Please tell us a little bit about yourself.   

Hometown: Burlington, North Carolina 

Program of study: Anthropology (Conc. Archeology), Appalachian State University 

Position in our Outer Banks national parks: Interpretation Intern 

Where you can be found: All over the park at Wright Brothers National Memorial 

Other national parks you have worked at: Just starting my career here…but I have volunteered all my life at Moores Creek National Battlefield (North Carolina). ?  

Currently listening to: Always and forever listening to the band Lord Huron. 

What do you like to do in your free time? I love exercising, camping, and creating loads and loads of art! 

What do you like most about the Outer Banks? It’s chaotically peaceful. You can feel the forces of nature while alone and tranquil. 

How did you end up in your current position with the National Park Service?   

I worked building trails for AmeriCorps. They had this position with the National Park Service which allowed me the amazing opportunity to come out here! 

What does a typical workday or work week look like for you? 

I’m able to be a jack-of-all-trades, master-of-many. I spend my days creating social media content, visual art, and programs for the park. I help with spontaneous projects. The best part of the day is when I’m able to present in-person programs for park goers, or just walk to-and-fro outside to my next task. 

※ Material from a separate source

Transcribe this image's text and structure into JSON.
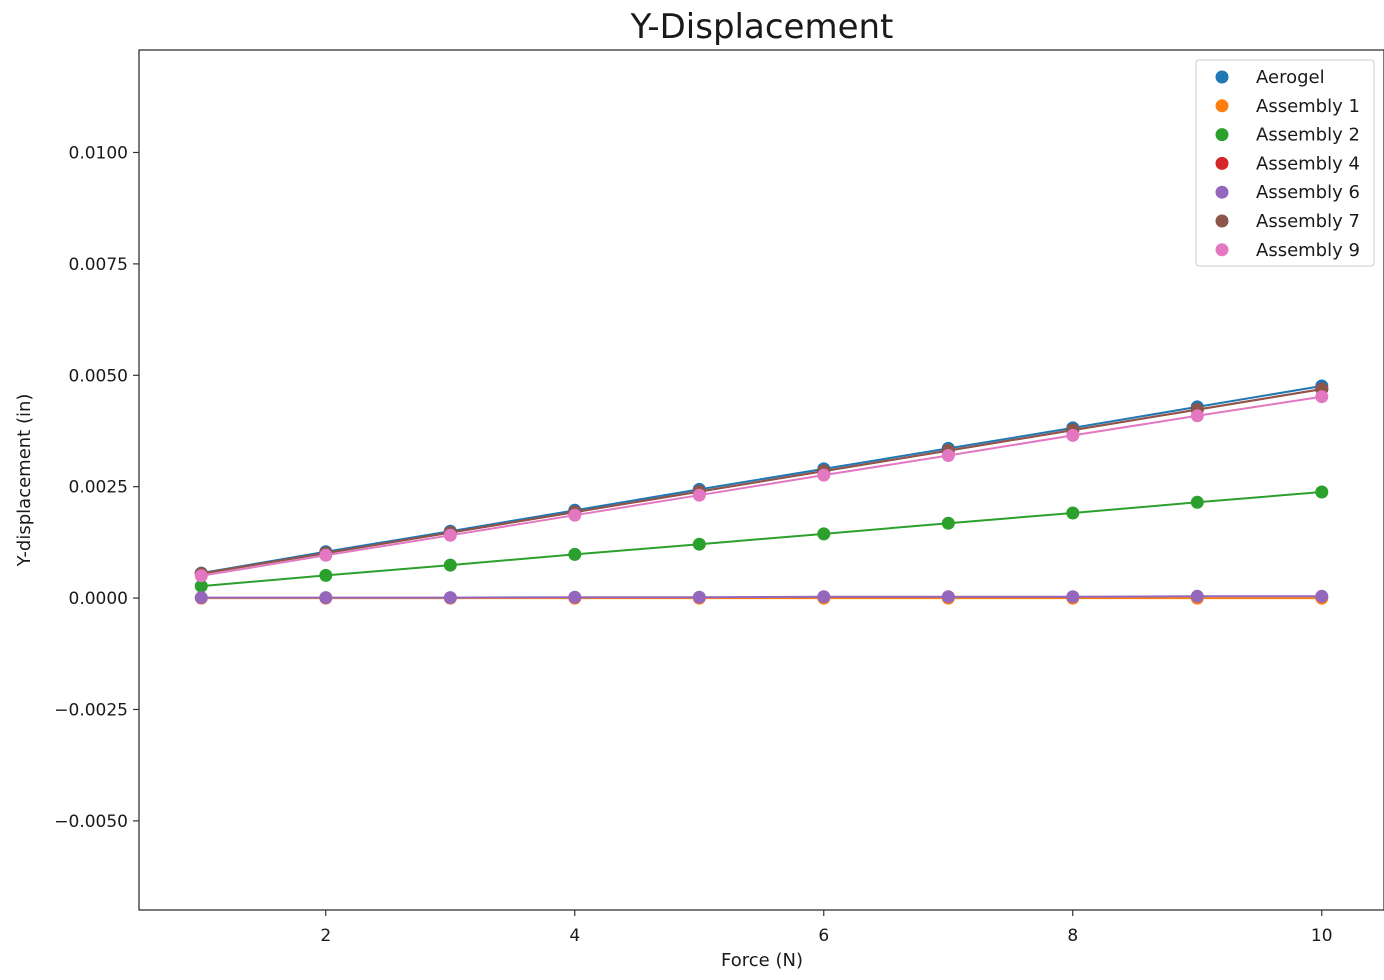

What do you enjoy most about working in our Outer Banks national parks?   

Nature and being outside is a huge aspect of what makes me happy. However, the truth is my favorite part is the people. My leaders, co-workers, and all the visitors are just wonderful souls to be around! Every day I make a new friend. 

What is a favorite memory you have from your time working in the Outer Banks?   

One of my first days here I talked to a gentleman who was retired. He was so happy to make it to the place of the first flight. He had spent his entire life looking up to the Wright brothers, even taking a career in engineering because of what they’d done. As he told me this, he seemed like a small boy again. Asking me questions with bright eyes and fidgeting in pure enthusiasm, he made me feel certain that I was in the right place – that my life would be happy if I got to see or foster these moments of uncontaminated wonder. 

Why are our Outer Banks national parks important?   

They create a connection to the land and give us all a reason to preserve these ever-changing, violently erasing islands.  

Is there anything else you would like people to know about you or about our Outer Banks national parks? 

I’m certain that no matter who you are, there is something at our national parks made just for you. Why leave these gifts waiting?